The new regulatory framework defines that Startups are newly incorporated or recently operating companies the core business of which is devoted to the employment of innovative methods in business models, products or services offered to the public or to other companies.
In addition, the bill sets out other conditions for a company to be deemed a startup. They are:
- to have annual gross revenue of up to R$16 million in the previous calendar year or R$1.3 million times the number of months of activity in the previous calendar year, whenever it operates for less than one year;
- to be enrolled with the National Corporate Taxpayer Register (CNPJ) for up to six years;
- they must meet at least one of the following requirements: declaration, in their articles of association or By-Laws or amendments thereto, that they use innovative business models; or that they fall under the Simplified Special Regime for Brazilian Startups (Inova Simples).

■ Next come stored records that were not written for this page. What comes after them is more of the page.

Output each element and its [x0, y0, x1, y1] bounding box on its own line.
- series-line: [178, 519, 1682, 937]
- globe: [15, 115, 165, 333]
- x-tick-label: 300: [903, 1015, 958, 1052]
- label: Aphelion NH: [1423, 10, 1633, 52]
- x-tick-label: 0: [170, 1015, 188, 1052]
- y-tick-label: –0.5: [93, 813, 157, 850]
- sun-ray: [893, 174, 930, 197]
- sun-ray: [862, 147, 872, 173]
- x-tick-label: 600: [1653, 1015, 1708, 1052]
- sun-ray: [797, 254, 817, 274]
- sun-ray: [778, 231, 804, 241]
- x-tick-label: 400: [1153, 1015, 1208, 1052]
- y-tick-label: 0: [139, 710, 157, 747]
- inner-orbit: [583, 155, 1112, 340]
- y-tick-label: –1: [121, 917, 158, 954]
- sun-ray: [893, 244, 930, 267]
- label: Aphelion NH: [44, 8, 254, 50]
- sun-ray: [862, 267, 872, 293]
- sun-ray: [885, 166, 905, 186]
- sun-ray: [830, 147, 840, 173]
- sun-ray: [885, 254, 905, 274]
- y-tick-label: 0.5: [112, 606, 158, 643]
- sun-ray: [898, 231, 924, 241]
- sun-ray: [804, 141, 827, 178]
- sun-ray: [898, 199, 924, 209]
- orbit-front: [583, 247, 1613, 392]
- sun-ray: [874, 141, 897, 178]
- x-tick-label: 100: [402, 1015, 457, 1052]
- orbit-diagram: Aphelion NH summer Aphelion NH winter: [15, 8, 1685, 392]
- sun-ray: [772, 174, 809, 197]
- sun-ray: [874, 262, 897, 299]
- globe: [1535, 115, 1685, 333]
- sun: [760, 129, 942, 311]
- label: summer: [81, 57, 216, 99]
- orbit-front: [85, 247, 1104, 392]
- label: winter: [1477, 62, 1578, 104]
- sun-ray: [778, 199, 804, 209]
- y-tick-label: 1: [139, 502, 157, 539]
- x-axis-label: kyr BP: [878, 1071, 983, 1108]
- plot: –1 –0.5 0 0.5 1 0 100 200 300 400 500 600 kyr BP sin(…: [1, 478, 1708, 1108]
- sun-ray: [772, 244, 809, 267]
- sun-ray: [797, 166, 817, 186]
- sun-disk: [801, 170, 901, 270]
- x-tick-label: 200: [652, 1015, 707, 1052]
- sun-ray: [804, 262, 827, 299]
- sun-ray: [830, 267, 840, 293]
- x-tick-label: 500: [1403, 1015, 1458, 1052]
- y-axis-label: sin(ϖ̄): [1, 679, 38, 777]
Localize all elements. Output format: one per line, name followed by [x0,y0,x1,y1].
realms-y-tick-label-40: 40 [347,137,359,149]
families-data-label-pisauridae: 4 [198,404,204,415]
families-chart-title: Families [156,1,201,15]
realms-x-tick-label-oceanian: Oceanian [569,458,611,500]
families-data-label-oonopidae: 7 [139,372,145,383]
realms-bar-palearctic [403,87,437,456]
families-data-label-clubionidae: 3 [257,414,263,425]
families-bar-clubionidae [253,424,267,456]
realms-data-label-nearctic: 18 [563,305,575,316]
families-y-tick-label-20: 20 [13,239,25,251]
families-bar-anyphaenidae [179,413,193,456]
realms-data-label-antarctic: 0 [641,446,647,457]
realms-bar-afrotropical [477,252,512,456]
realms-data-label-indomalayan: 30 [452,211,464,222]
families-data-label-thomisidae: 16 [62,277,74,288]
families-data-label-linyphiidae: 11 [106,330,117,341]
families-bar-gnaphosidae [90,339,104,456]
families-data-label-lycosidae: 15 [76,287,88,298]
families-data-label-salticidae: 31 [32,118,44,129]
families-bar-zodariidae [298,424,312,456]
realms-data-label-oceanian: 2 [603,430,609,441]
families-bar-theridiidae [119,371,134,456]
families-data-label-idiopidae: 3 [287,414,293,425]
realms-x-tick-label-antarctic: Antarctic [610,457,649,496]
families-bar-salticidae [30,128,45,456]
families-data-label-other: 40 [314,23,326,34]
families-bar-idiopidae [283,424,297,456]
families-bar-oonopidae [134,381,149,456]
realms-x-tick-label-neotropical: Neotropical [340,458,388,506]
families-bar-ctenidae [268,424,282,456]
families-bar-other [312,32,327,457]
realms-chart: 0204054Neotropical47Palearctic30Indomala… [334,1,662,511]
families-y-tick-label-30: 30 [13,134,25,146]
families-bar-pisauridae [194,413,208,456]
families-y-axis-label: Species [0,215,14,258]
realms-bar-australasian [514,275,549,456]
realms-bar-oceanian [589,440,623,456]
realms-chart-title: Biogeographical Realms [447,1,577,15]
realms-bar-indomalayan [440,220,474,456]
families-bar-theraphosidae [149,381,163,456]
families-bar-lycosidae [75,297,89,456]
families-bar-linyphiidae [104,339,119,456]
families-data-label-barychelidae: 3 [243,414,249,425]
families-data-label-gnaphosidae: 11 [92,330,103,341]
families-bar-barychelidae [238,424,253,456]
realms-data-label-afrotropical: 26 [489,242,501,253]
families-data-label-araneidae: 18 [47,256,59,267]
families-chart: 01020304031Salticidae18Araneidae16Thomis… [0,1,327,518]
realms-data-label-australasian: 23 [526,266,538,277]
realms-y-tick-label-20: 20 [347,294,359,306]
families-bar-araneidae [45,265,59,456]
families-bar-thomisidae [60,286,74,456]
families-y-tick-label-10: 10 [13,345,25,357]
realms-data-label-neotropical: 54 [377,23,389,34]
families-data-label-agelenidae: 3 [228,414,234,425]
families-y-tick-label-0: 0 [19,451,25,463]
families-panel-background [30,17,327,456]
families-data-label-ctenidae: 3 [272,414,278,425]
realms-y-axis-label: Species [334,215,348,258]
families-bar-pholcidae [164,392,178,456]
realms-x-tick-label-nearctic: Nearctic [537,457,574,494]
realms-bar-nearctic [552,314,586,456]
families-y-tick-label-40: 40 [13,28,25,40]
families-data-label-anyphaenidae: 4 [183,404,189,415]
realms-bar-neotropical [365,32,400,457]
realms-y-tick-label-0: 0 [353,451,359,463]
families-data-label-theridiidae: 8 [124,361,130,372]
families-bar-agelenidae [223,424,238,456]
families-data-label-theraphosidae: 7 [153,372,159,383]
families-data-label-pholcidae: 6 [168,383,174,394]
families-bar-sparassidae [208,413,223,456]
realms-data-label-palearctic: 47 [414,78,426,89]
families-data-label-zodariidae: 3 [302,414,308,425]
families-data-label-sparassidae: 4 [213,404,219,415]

Another aspect discussed in the bill relates to the attraction of investment by Startups. According to the proposed rules, startups may accept contributions to capital both from legal entities and individuals, which contributions to capital shall not become part of the company’s share capital or capital stock. These angel investors will not become shareholders of the company and shall neither have the right to interfere in its management nor the voting right in its board of directors.
However, they may participate in the resolutions strictly for advisory purposes, as stipulated in the agreement. On the other hand, the investors that act in this modality will also not be liable for any debt of the startup, including in the event of court-supervised reorganization.
The bill also contemplates the possibility of adjustment of the startups to the Regulatory Sandbox that allows certain companies, especially those that operate in the financial industry, to test, under certain conditions, projects that bring financial innovations and innovative means of payment to their clients.
The bill sets out that the rules relating to the Regulatory Sandbox will be subsequently defined by the regulatory authorities – in this respect, we have the already enacted Central Bank (BC) Resolution No. 29 and National Monetary Council (CMN) Resolution No. 4.865, both dated October 26, 2020.
These rules respond to a growing demand from FinTechs, which are entering the Brazilian market.
Finally, we note that in addition to the Startups, the final provisions of the bill contemplate a measure aimed at simplifying the process of incorporation of joint-stock companies, not only for startups, but also for all joint-stock companies with annual revenue below R$78 million.
With the new framework, these companies will be able, without limitation, to publish call notices and disclose balance sheets and other documents in digital means. Thus, they will no longer be required to provide these publications in printed newspapers of broad circulation, as currently made by publicly-held companies – and required by law.
Now, the bill will be analyzed first in the Chamber of Deputies and subsequently in the Senate. In the end, in case it is approved by the legislative branch, it will represent yet another of many other advances of this government to unblock the intricate Brazilian business environment.
This article is based on publicly available information and given for informational purposes only. It is not intended as legal advice or as a comprehensive analysis of the matters referred to herein.